6.11.13 Taking Advantage of Cache Memory

As CPU speeds increase, the gap between the speed of the on-chip cache memory and the speed of the main memory or DRAM (dynamic random access memory) becomes ever greater. You might have 256 Mb of DRAM on your computer, but the on-chip cache is likely to be only 8K (data) plus 8K (instructions) on a Pentium, or 16K (data) plus 16K (instructions) on a Pentium with MMX or a Pentium II/III. Most machines will also have a "level-2" cache of 256K or 512K.

An algorithm that steps through a long sequence of a couple of thousand elements or more, many times, from beginning to end, performing one small operation on each element, will not make good use of the on-chip data cache. It might be better to go through once, applying several operations to each element, before moving on to the next element. The same argument holds when your program starts swapping, and the least-recently-used data is moved out to disk.

These cache effects aren't as noticeable in Euphoria as they are in lower-level compiled languages, but they are measurable.

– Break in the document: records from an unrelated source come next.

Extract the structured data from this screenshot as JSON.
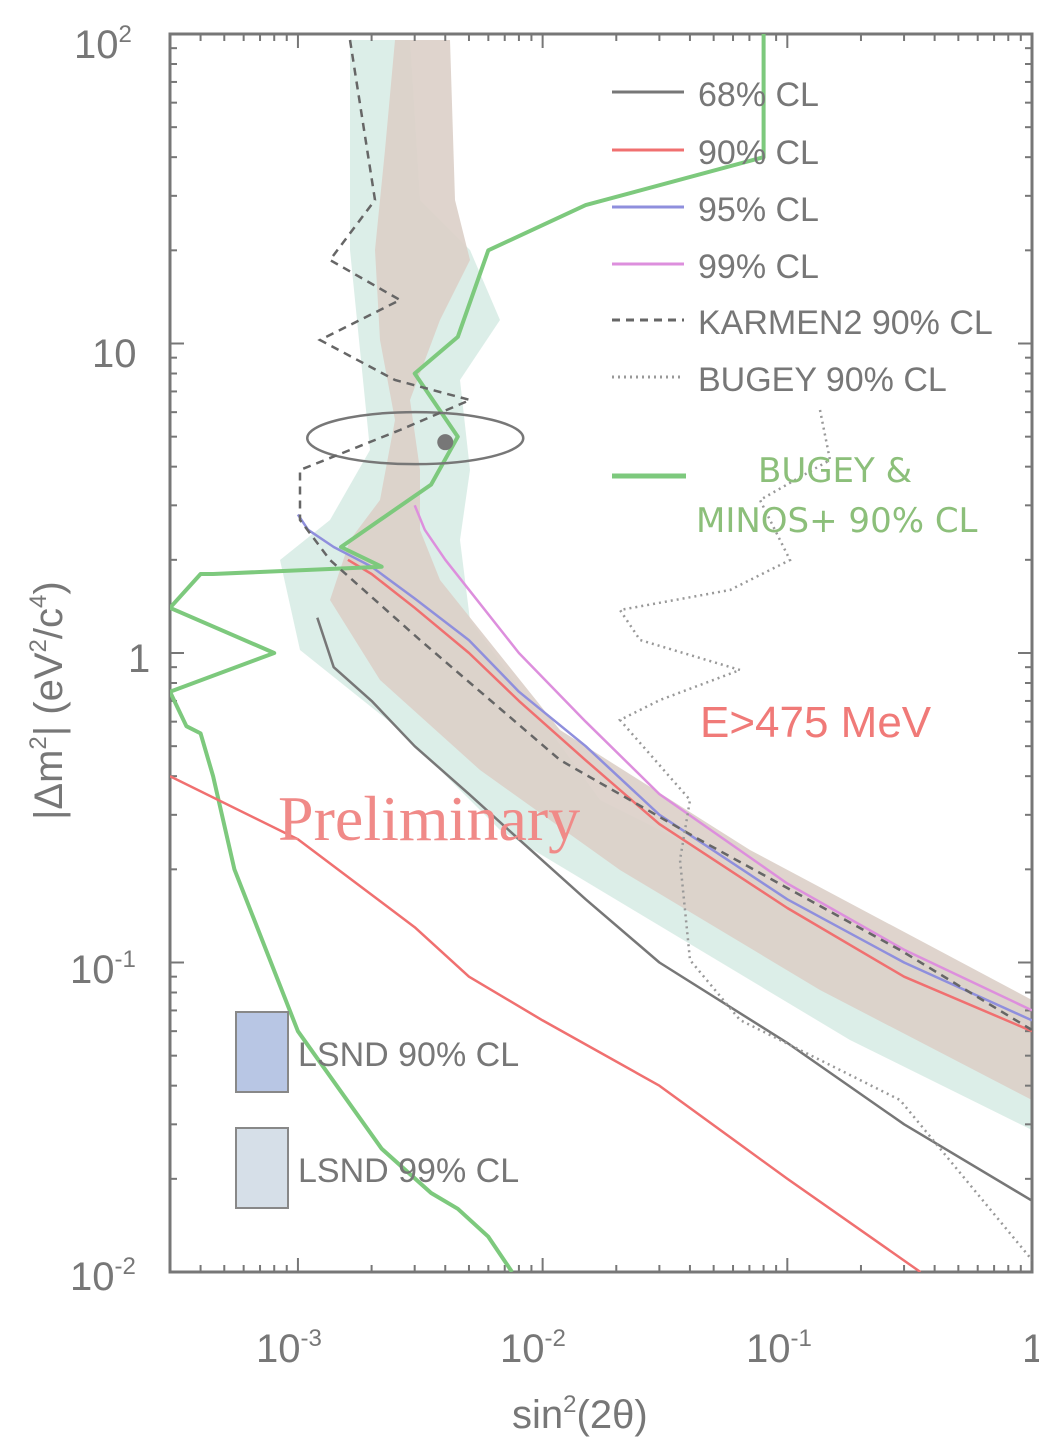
{
  "chart_data": {
    "type": "line",
    "xlabel": "sin²(2θ)",
    "ylabel": "|Δm²| (eV²/c⁴)",
    "x_scale": "log",
    "y_scale": "log",
    "xlim": [
      0.0003,
      1
    ],
    "ylim": [
      0.01,
      100
    ],
    "x_tick_labels": [
      "10-3",
      "10-2",
      "10-1",
      "1"
    ],
    "y_tick_labels": [
      "10-2",
      "10-1",
      "1",
      "10",
      "102"
    ],
    "legend_position": "top-right",
    "annotations": [
      "E>475 MeV",
      "Preliminary"
    ],
    "best_fit": {
      "x": 0.004,
      "y": 4.8
    },
    "legend": [
      {
        "label": "68% CL",
        "color": "#777777",
        "style": "solid"
      },
      {
        "label": "90% CL",
        "color": "#f07070",
        "style": "solid"
      },
      {
        "label": "95% CL",
        "color": "#8f8fdd",
        "style": "solid"
      },
      {
        "label": "99% CL",
        "color": "#dd8fdd",
        "style": "solid"
      },
      {
        "label": "KARMEN2 90% CL",
        "color": "#666666",
        "style": "dashed"
      },
      {
        "label": "BUGEY 90% CL",
        "color": "#999999",
        "style": "dotted"
      },
      {
        "label_lines": [
          "BUGEY &",
          "MINOS+ 90% CL"
        ],
        "color": "#7dc97d",
        "style": "solid"
      }
    ],
    "lsnd_legend": [
      {
        "label": "LSND 90% CL",
        "color": "#b8c6e4"
      },
      {
        "label": "LSND 99% CL",
        "color": "#d6dfe8"
      }
    ],
    "series": [
      {
        "name": "68% CL",
        "color": "#777777",
        "x": [
          0.0012,
          0.0014,
          0.002,
          0.003,
          0.005,
          0.008,
          0.015,
          0.03,
          0.1,
          0.3,
          1.0
        ],
        "y": [
          1.3,
          0.9,
          0.7,
          0.5,
          0.35,
          0.25,
          0.16,
          0.1,
          0.055,
          0.03,
          0.017
        ]
      },
      {
        "name": "90% CL",
        "color": "#f07070",
        "x": [
          0.0016,
          0.002,
          0.003,
          0.005,
          0.008,
          0.015,
          0.03,
          0.1,
          0.3,
          1.0
        ],
        "y": [
          2.0,
          1.8,
          1.4,
          1.0,
          0.7,
          0.45,
          0.28,
          0.15,
          0.09,
          0.06
        ]
      },
      {
        "name": "95% CL",
        "color": "#8f8fdd",
        "x": [
          0.001,
          0.0011,
          0.0014,
          0.002,
          0.003,
          0.005,
          0.008,
          0.015,
          0.03,
          0.1,
          0.3,
          1.0
        ],
        "y": [
          2.8,
          2.5,
          2.2,
          1.9,
          1.5,
          1.1,
          0.75,
          0.5,
          0.3,
          0.16,
          0.1,
          0.065
        ]
      },
      {
        "name": "99% CL",
        "color": "#dd8fdd",
        "x": [
          0.003,
          0.0033,
          0.004,
          0.005,
          0.008,
          0.015,
          0.03,
          0.1,
          0.3,
          1.0
        ],
        "y": [
          3.0,
          2.5,
          2.0,
          1.6,
          1.0,
          0.6,
          0.35,
          0.18,
          0.11,
          0.07
        ]
      },
      {
        "name": "BUGEY & MINOS+ 90% CL",
        "color": "#7dc97d",
        "x": [
          0.0075,
          0.006,
          0.0045,
          0.0035,
          0.0022,
          0.001,
          0.00055,
          0.00045,
          0.0004,
          0.00035,
          0.0003,
          0.0008,
          0.0003,
          0.0004,
          0.00045,
          0.0022,
          0.0015,
          0.0035,
          0.0045,
          0.003,
          0.0045,
          0.006,
          0.015,
          0.08,
          0.08
        ],
        "y": [
          0.01,
          0.013,
          0.016,
          0.018,
          0.025,
          0.06,
          0.2,
          0.4,
          0.55,
          0.58,
          0.75,
          1.0,
          1.4,
          1.8,
          1.8,
          1.9,
          2.2,
          3.5,
          5.0,
          8.0,
          10.5,
          20,
          28,
          40,
          100
        ]
      },
      {
        "name": "E>475 MeV",
        "color": "#f07070",
        "x": [
          0.0003,
          0.001,
          0.003,
          0.005,
          0.01,
          0.03,
          0.1,
          0.35
        ],
        "y": [
          0.4,
          0.25,
          0.13,
          0.09,
          0.065,
          0.04,
          0.02,
          0.01
        ]
      }
    ]
  }
}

6.11.14 Using Machine Code and C

Euphoria lets you call routines written in machine code. You can call C routines in dynamically loaded library files, and these C routines can call your Euphoria routines. You might need to call C or machine code because of something that can not be done directly in Euphoria, or you might do it for improved speed.

To boost speed, the machine code or C routine needs to do a significant amount of work on each call, otherwise the overhead of setting up the arguments and making the call will dominate the time, and it might not gain you much.

Many programs have some inner core operation that consumes most of the CPU time. If you can code this in C or machine code, while leaving the bulk of the program in Euphoria, you might achieve a speed comparable to C, without sacrificing Euphoria's safety and flexibility.

6.11.15 Using The Euphoria To C Translator

The Euphoria To C Translator is included in the installation package. It will translate any Euphoria program into a set of C source files that you can compile using a C compiler.

The executable file that you get using the Translator should run the same, but faster than when you use the interpreter. The speed-up can be anywhere from a few percent to a factor of 5 or more.